Ce matin, j'ai posé ma paume sur le carrelage de la cuisine, puis sur le plan de travail en bois. Même température ambiante — j'avais vérifié avec le thermomètre infrarouge laissé là depuis l'hiver. 19,2 °C pour les deux surfaces. Pourtant le carrelage m'a semblé franchement plus froid.
La question s'impose : pourquoi deux surfaces à température identique donnent-elles une sensation si différente ?
Fait observé : la sensation de froid dépend du flux de chaleur qui quitte la main, pas de la température de la surface. C'est un principe de base. Ce qui compte, c'est la conductivité thermique du matériau, notée λ, en W·m⁻¹·K⁻¹. Pour le carrelage en grès cérame, λ est de l'ordre de 1 à 2. Pour le bois dense, on est autour de 0,1 à 0,3. Un facteur 5 à 10 entre les deux.

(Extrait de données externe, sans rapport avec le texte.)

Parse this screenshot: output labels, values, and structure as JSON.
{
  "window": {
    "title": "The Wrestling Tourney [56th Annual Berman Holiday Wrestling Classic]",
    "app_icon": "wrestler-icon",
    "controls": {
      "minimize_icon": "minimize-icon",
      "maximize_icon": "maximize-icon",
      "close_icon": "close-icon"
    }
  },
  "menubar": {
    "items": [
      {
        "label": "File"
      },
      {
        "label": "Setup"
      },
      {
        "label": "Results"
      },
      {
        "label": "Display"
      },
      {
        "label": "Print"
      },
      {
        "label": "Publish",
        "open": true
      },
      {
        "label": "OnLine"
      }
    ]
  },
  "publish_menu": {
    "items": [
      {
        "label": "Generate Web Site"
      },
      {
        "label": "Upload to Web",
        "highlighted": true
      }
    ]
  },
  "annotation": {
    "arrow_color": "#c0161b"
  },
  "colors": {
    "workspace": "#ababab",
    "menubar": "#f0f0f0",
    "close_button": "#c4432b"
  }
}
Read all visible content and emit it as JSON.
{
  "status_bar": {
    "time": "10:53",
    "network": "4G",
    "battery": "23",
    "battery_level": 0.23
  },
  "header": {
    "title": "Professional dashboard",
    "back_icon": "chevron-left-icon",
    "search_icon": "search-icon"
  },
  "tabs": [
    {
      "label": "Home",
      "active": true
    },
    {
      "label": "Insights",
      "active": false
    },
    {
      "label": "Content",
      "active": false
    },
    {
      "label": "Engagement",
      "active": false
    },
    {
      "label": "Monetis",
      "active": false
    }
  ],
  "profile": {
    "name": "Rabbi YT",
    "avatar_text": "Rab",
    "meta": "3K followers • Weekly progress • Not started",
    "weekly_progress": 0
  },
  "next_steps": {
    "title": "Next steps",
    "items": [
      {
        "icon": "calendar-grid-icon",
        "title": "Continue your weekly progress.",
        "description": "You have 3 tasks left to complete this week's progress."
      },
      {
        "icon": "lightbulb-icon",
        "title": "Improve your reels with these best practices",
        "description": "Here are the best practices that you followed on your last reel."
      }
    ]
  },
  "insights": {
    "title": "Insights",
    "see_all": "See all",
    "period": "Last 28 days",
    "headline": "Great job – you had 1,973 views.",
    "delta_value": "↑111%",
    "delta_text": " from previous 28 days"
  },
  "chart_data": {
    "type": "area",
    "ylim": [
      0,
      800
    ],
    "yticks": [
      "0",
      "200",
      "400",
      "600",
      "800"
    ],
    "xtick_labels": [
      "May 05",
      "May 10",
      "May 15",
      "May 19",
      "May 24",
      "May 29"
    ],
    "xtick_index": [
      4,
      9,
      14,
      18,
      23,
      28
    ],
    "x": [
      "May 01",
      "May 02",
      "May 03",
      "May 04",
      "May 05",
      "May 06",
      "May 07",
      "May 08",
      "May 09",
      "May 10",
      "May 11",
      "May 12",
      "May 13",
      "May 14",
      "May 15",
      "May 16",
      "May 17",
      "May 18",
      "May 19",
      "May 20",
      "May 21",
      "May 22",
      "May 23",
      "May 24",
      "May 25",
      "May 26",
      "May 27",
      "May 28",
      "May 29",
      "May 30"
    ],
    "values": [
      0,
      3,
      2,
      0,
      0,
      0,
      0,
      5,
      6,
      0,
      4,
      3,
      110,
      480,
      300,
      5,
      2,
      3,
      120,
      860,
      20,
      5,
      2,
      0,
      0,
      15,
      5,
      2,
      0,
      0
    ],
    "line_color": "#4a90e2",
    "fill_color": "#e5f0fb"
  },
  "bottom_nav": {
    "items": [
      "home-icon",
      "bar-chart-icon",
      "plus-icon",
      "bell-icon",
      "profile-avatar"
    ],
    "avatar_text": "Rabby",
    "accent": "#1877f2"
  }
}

Il y a un terme plus précis : l'effusivité thermique — combinaison de λ, de la densité et de la chaleur spécifique. Dans un cours classique de thermophysique du bâtiment, c'est elle qui prédit le ressenti au toucher pour des contacts courts, disons moins d'une seconde. La peau de ma paume est à environ 33 °C, la surface à 19 °C : un écart de 14 degrés. Le flux extrait par le carrelage est donc nettement plus élevé. Ma supposition : de l'ordre de 5 à 10 fois plus grand qu'avec le bois, ce qui explique la sensation.
Je n'ai pas refait le calcul complet ce matin, et je reconnais que je m'avance un peu sur la physiologie — comment exactement les thermorécepteurs de la peau convertissent un flux en signal subjectif, je ne suis plus sûr. Il y a probablement une non-linéarité quelque part, une saturation au-delà d'un certain gradient.
Ce que j'aime dans cette petite expérience : elle rappelle que nos sens mesurent des variations, pas des états absolus. Nous sommes câblés pour détecter ce qui change. Une bonne mise en garde quand on interprète des séries temporelles sans recul.